Completing this race at all marks the pinnacle of many runners’ careers and their abundant joy is heartwarming to see. Those who visit the finish area quickly learn why stadium announcer John Medinger described it as “the happiest place on Earth.”
Yet spare a moment to recognize those whose considerable efforts fell short. Fifty runners, or 14 percent of the field, did not complete the race in 2019. That figure has exceeded 50 percent in other years. Even though these competitors’ races ended in disappointment, their stories can still inspire.
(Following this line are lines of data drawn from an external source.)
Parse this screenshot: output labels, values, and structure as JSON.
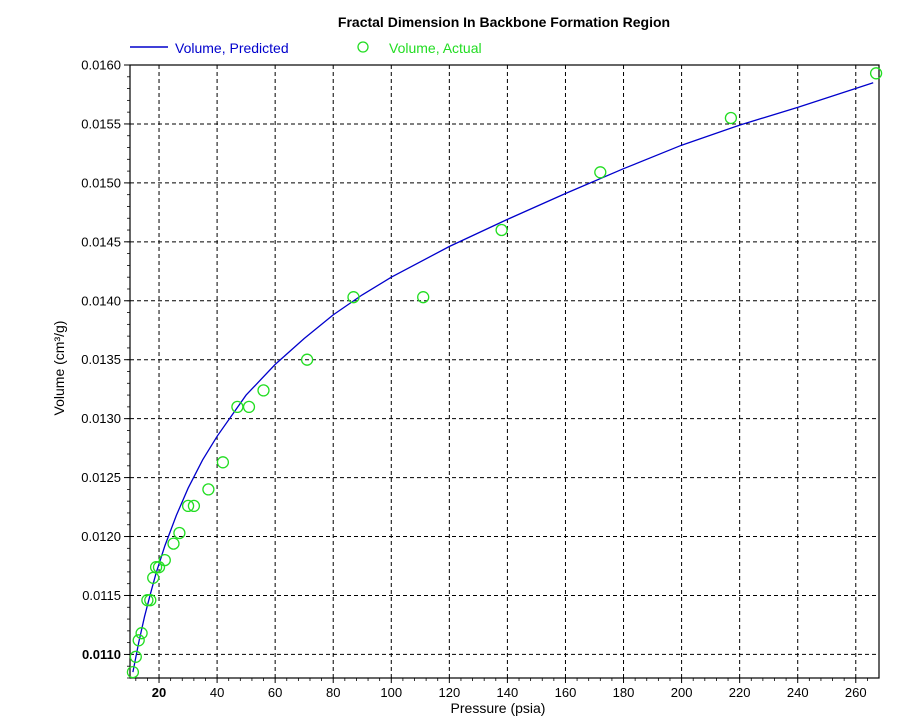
{
  "chart_data": {
    "type": "scatter",
    "title": "Fractal Dimension In Backbone Formation Region",
    "xlabel": "Pressure (psia)",
    "ylabel": "Volume (cm³/g)",
    "xlim": [
      10,
      268
    ],
    "ylim": [
      0.0108,
      0.016
    ],
    "x_ticks": [
      20,
      40,
      60,
      80,
      100,
      120,
      140,
      160,
      180,
      200,
      220,
      240,
      260
    ],
    "x_tick_labels": [
      "20",
      "40",
      "60",
      "80",
      "100",
      "120",
      "140",
      "160",
      "180",
      "200",
      "220",
      "240",
      "260"
    ],
    "y_ticks": [
      0.011,
      0.0115,
      0.012,
      0.0125,
      0.013,
      0.0135,
      0.014,
      0.0145,
      0.015,
      0.0155,
      0.016
    ],
    "y_tick_labels": [
      "0.0110",
      "0.0115",
      "0.0120",
      "0.0125",
      "0.0130",
      "0.0135",
      "0.0140",
      "0.0145",
      "0.0150",
      "0.0155",
      "0.0160"
    ],
    "grid": true,
    "legend_position": "top-left",
    "colors": {
      "predicted": "#0000cc",
      "actual": "#22dd22",
      "grid": "#000000"
    },
    "series": [
      {
        "name": "Volume, Predicted",
        "kind": "line",
        "x": [
          11,
          13,
          15,
          17,
          19,
          22,
          26,
          30,
          35,
          40,
          50,
          60,
          70,
          80,
          90,
          100,
          120,
          140,
          160,
          180,
          200,
          220,
          240,
          266
        ],
        "y": [
          0.01085,
          0.0111,
          0.01132,
          0.01151,
          0.01169,
          0.01192,
          0.01218,
          0.01241,
          0.01265,
          0.01285,
          0.0132,
          0.01346,
          0.01368,
          0.01388,
          0.01405,
          0.0142,
          0.01446,
          0.01469,
          0.01491,
          0.01512,
          0.01532,
          0.01549,
          0.01564,
          0.01585
        ]
      },
      {
        "name": "Volume, Actual",
        "kind": "scatter",
        "x": [
          11,
          12,
          13,
          14,
          16,
          17,
          18,
          19,
          20,
          22,
          25,
          27,
          30,
          32,
          37,
          42,
          47,
          51,
          56,
          71,
          87,
          111,
          138,
          172,
          217,
          267
        ],
        "y": [
          0.01085,
          0.01098,
          0.01112,
          0.01118,
          0.01146,
          0.01146,
          0.01165,
          0.01174,
          0.01174,
          0.0118,
          0.01194,
          0.01203,
          0.01226,
          0.01226,
          0.0124,
          0.01263,
          0.0131,
          0.0131,
          0.01324,
          0.0135,
          0.01403,
          0.01403,
          0.0146,
          0.01509,
          0.01555,
          0.01593
        ]
      }
    ]
  }
}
Kyle Robidoux, 43, attempted to become the first blind runner to complete the race. He fell more than a dozen times in the snow and had to drop out, but then cheered on his competitors for five hours. Defending champion Courtney Dauwalter, 34, led the women’s division at record pace until a hip injury struck at mile 66. She fought for 13 more miles before it forced her to stop, but graciously congratulated Gallagher, the new champion.
And Dave Mackey, 49, nearly finished the run on a prosthetic leg. A runner up from 2004, Mackey suffered an accident in 2015 when a boulder crushed his lower left leg, requiring multiple surgeries and eventually amputation. He still completed 93 miles of the course. “I left it all out there and I’m super proud of my effort,” he declared.
Western States seems to showcase such positive-thinking people who express sportsmanship and find silver linings despite events others would regard as soul-crushing setbacks.
“Every Western States is full of stories, emotions, hope, heartbreak and redemption. Many had their day, and many didn’t. Such is the nature of the Western States 100. It is a monster of a course,” reflected ultra runner Nick Errol, a 2017 competitor. “This race provides the greatest point to reflect, grow, learn and an opportunity to come back and get it right. Such is the beauty of ultra-running that heartbreak can turn into a powerful point of redemption over time.”